Wonderful! Except for one multimillion—dollar mistake. Salespeople really don't use brochures to sell. They give one to your child as you leave the showroom.

If the "smart" marketers in Detroit reverse engineered the marketing process by:
1. Asking the salespeople what they need to sell more effectively, and
2. Used that as the starting point for the process, they would a) likely give the salespeople the tools they need b) likely save money.

Sounds crazy, but now that you mention it, what you say rings true. I never bought a car based on a brochure. Why then does every auto showroom have hundreds of brochures representing millions of dollars of wasted resources?

Because the "brainstorm" for the automobile brochure, like so many other marketing tools and initiatives, is hatched in a vacuum — without a salesperson in sight.


Are there other reasons most marketing sucks?

Thousands. Sometimes they are very well camouflaged. For example, advertising agencies dream of winning Clios — which are Madison Avenue's version of the Academy Awards. One black tie night a year, the ad community gathers at a swank hotel and bestows awards on the creative "stars" they believe have produced the best ads and commercials. Then the agencies who win tout themselves as "the best" in the business and clients rush to hire them.

What's wrong with that? Shouldn't good work serve as a magnet for clients?

Let me put it this way: no one at the Clio awards gala ever says that a commercial is nominated because it sold a billion pretzels. Or that it turned around a tired product whose sales were slumping and gave it new life. All the buzz is about cool techniques and humor and creative directors with original camera work. And that sends the wrong message about the reason ads are created and why they should win awards.

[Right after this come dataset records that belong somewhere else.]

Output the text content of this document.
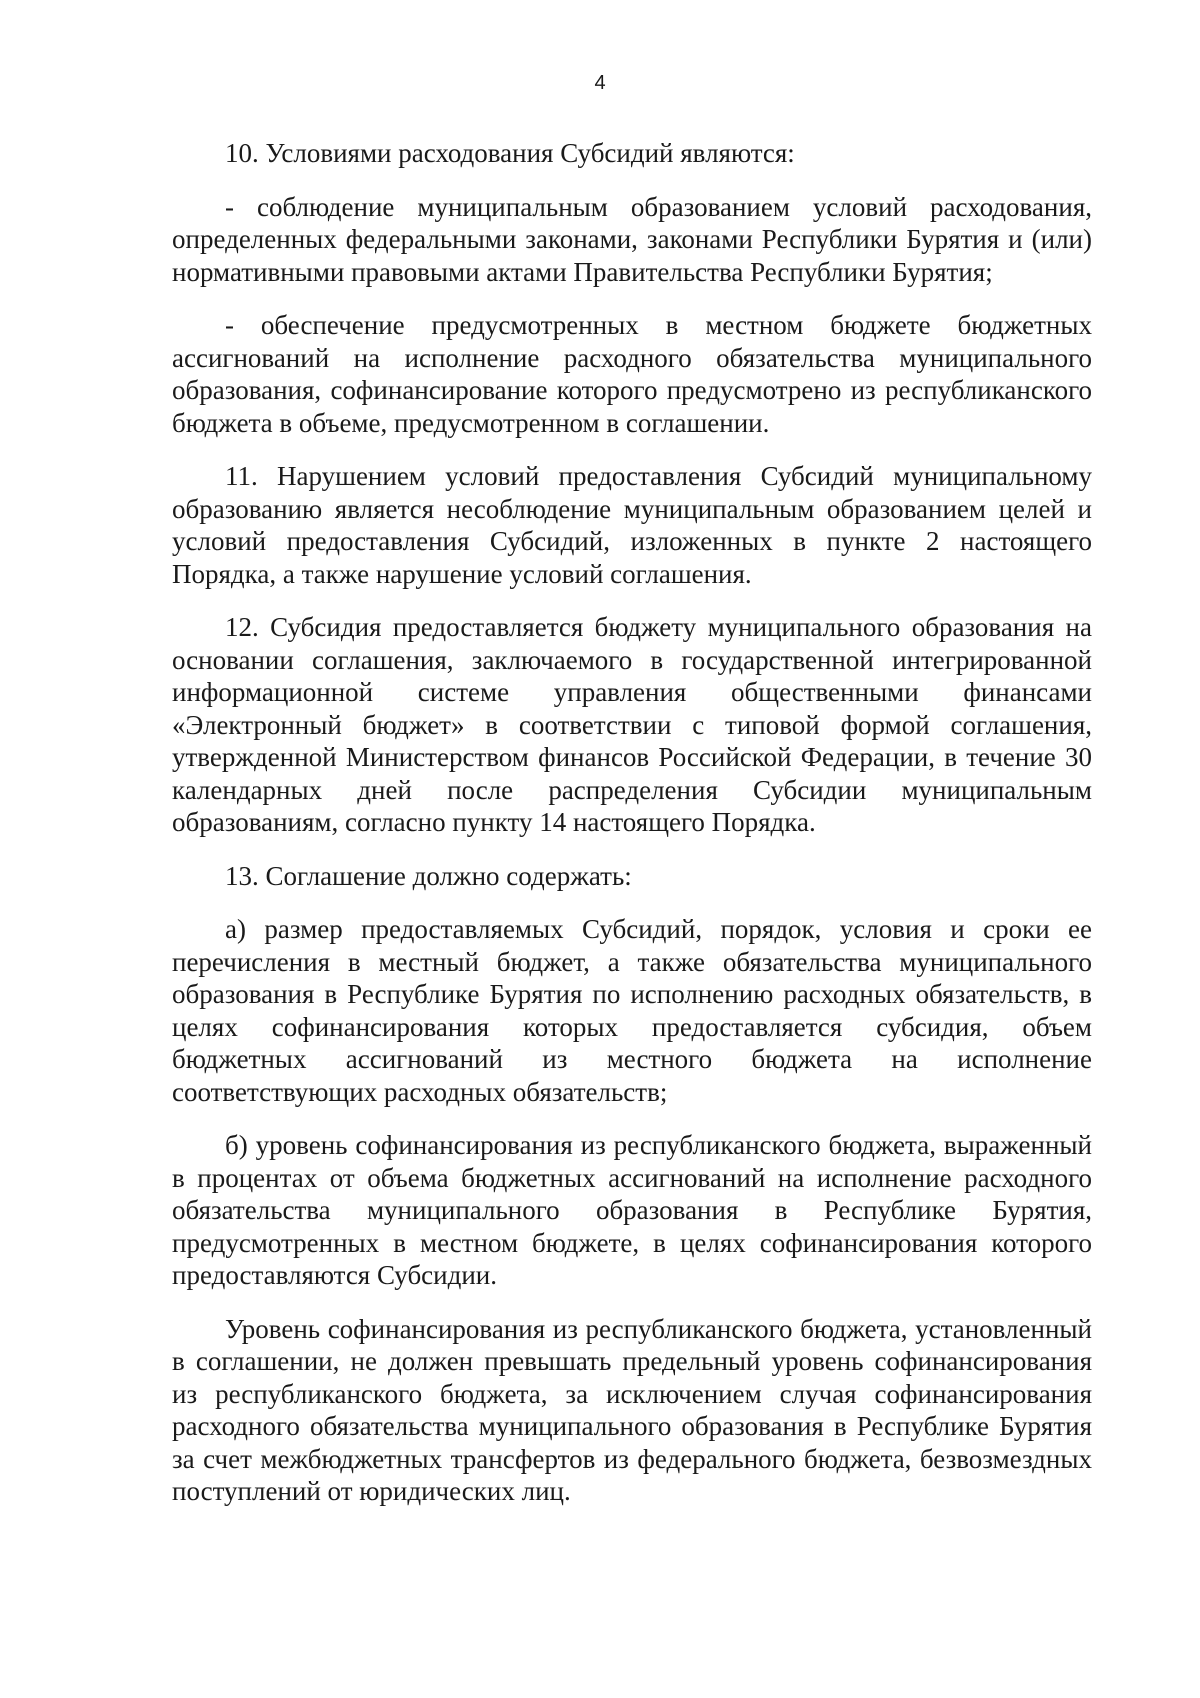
4

10. Условиями расходования Субсидий являются:

- соблюдение муниципальным образованием условий расходования, определенных федеральными законами, законами Республики Бурятия и (или) нормативными правовыми актами Правительства Республики Бурятия;

- обеспечение предусмотренных в местном бюджете бюджетных ассигнований на исполнение расходного обязательства муниципального образования, софинансирование которого предусмотрено из республиканского бюджета в объеме, предусмотренном в соглашении.

11. Нарушением условий предоставления Субсидий муниципальному образованию является несоблюдение муниципальным образованием целей и условий предоставления Субсидий, изложенных в пункте 2 настоящего Порядка, а также нарушение условий соглашения.

12. Субсидия предоставляется бюджету муниципального образования на основании соглашения, заключаемого в государственной интегрированной информационной системе управления общественными финансами «Электронный бюджет» в соответствии с типовой формой соглашения, утвержденной Министерством финансов Российской Федерации, в течение 30 календарных дней после распределения Субсидии муниципальным образованиям, согласно пункту 14 настоящего Порядка.

13. Соглашение должно содержать:

а) размер предоставляемых Субсидий, порядок, условия и сроки ее перечисления в местный бюджет, а также обязательства муниципального образования в Республике Бурятия по исполнению расходных обязательств, в целях софинансирования которых предоставляется субсидия, объем бюджетных ассигнований из местного бюджета на исполнение соответствующих расходных обязательств;

б) уровень софинансирования из республиканского бюджета, выраженный в процентах от объема бюджетных ассигнований на исполнение расходного обязательства муниципального образования в Республике Бурятия, предусмотренных в местном бюджете, в целях софинансирования которого предоставляются Субсидии.

Уровень софинансирования из республиканского бюджета, установленный в соглашении, не должен превышать предельный уровень софинансирования из республиканского бюджета, за исключением случая софинансирования расходного обязательства муниципального образования в Республике Бурятия за счет межбюджетных трансфертов из федерального бюджета, безвозмездных поступлений от юридических лиц.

The fact is, creative directors are at odds with the companies their agencies create advertising for. The creative types want to win awards because it shines up heir resumes and fuels their egos. The companies paying for the ads want something entirely different: SALES! To end this conflict of interest, I advise that every advertiser should insist their agencies stop submitting commercials for Clios…or fire them. The best ad is the one created for the most meager budget that produces the greatest increase in sales. Great infomercials do that….and they never win Clios!